I rarely encountered others with comparable knowledge of Google Workspace before I joined Pliancy in early 2020. When I came on board, I was genuinely impressed by how Pliancy leveraged existing apps in clever ways to streamline the way we support clients.
Questioning the Status Quo for Digital Workspaces
When a consultant is enjoying vacation time or otherwise unavailable, fellow consultants seamlessly step in to monitor service and respond to requests. At other companies, this kind of coverage would require an administrator to manually change who has access to information and who receives alerts. While the task is small on its own, time adds up quickly when coverage can change almost daily.
Why not leave off-duty consultants in these groups? The stream of tickets and notifications from multiple clients can quickly overwhelm a mailbox—to the point that it becomes noise. Every minute spent weeding through outdated alerts is one less minute spent resolving actual issues.
Stretching Google Workspace to Its Limits
To manage the flow of information, Pliancy maintains hundreds of client-specific Google Groups. This lesser-known service can message out to all members (similar to a LISTSERV), which we use to alert consultants to outstanding requests. Without requiring the oversight of an administrator, individuals can quickly join and leave groups, receive automated calendar invites, and access shared files.
This self-service approach makes it easy for consultants to provide client coverage on the fly without tedious handover meetings.
Google Workspace excels at allowing users to tailor when, where, and how they receive information. This will come as no surprise to the casual Gmail user who is used to starring important messages, tagging conversations, or using preset tabs like “Promotions” or “Social.” But with our team’s deep knowledge, we can stretch these features to their limits and improve our employee experience. Gmail’s powerful filtering and UI features make managing high-volume email traffic from multiple clients a breeze.

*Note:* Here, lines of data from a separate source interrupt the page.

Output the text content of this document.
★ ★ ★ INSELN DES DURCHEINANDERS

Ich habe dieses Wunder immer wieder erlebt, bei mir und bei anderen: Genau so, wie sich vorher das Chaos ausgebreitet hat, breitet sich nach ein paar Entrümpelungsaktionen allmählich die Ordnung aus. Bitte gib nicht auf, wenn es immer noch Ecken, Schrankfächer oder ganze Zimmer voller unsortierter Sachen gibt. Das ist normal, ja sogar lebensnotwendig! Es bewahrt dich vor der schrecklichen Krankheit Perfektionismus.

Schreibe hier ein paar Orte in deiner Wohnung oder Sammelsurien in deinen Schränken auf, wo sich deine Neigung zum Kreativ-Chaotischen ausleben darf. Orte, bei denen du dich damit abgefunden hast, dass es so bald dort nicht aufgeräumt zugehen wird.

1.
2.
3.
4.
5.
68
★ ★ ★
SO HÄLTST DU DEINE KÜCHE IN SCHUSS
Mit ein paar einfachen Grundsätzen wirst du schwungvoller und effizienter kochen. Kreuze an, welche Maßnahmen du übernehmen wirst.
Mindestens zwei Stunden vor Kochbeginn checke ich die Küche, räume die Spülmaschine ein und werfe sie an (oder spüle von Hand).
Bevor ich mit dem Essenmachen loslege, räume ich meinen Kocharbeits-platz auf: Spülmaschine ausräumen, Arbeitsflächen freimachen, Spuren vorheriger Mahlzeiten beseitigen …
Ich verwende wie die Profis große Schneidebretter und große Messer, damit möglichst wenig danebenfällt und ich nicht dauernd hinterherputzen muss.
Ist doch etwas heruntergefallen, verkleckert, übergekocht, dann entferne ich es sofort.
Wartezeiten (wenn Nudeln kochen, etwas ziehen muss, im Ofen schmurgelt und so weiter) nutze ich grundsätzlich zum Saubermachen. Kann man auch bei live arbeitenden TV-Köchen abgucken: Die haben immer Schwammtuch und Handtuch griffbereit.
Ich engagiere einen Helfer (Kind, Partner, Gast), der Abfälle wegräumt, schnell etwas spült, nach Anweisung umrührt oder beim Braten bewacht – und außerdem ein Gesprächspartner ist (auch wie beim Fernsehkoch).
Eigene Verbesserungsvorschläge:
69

Here are a few ways our consultants create order from chaos:
– Creating mini-inboxes with “skip the inbox” and “show if unread” features
– Nesting relevant labels to quickly group messages
– Color-coding messages to identify clients at a glance
– Viewing multiple inboxes side by side
It’s important to emphasize that this flexibility does not come at the cost of security. First and foremost, we enforce MFA (multi-factor authentication) on all Workspace connections to reduce the risk of unauthorized access. We also apply a security baseline to all of our Google Workspace tenants, ensuring that clients have the same level of protection. Finally, we use a cloud-based third-party backup solution that maintains copies of Workspace data in a secondary location. This protects us against losing data in the unlikely event that the originals are compromised or corrupted. Bolstering our workspace with these security measures offers the best of both worlds, allowing us to have peace of mind while leveraging a powerful, user-friendly tool.
Making Tools Work for You
Maximizing features isn’t limited to your workspace. You can apply this approach to maximize the features of any given tool:
– Identify pain points. What are you or other end users wasting time on? What would make your lives easier?
– Find the boundaries. What is possible within the tool—and what’s not? Answering these questions will show you how much room you have to explore. If you need more guidance, then…
– Consult an expert. Find someone who knows more about the tool than you do. This might be a colleague with deep knowledge or a representative from the tool’s developer. Find out what features they feel are underused, or ask about the most creative use they’ve seen.
– Test the fences. Now that you know the confines, build with the goal of failure. It seems counterintuitive, but you may be surprised by how far you can go.
At Pliancy, we’re not satisfied with “good.” Whether we’re enabling autonomy or customizing the flow of information, innovating toward simplicity is the name of the game. For ourselves and for our clients, we are thoughtful and intentional about testing boundaries to discover what’s possible through automation and more. It’s by exploring a tool’s full potential that we can use commonplace resources in extraordinary ways.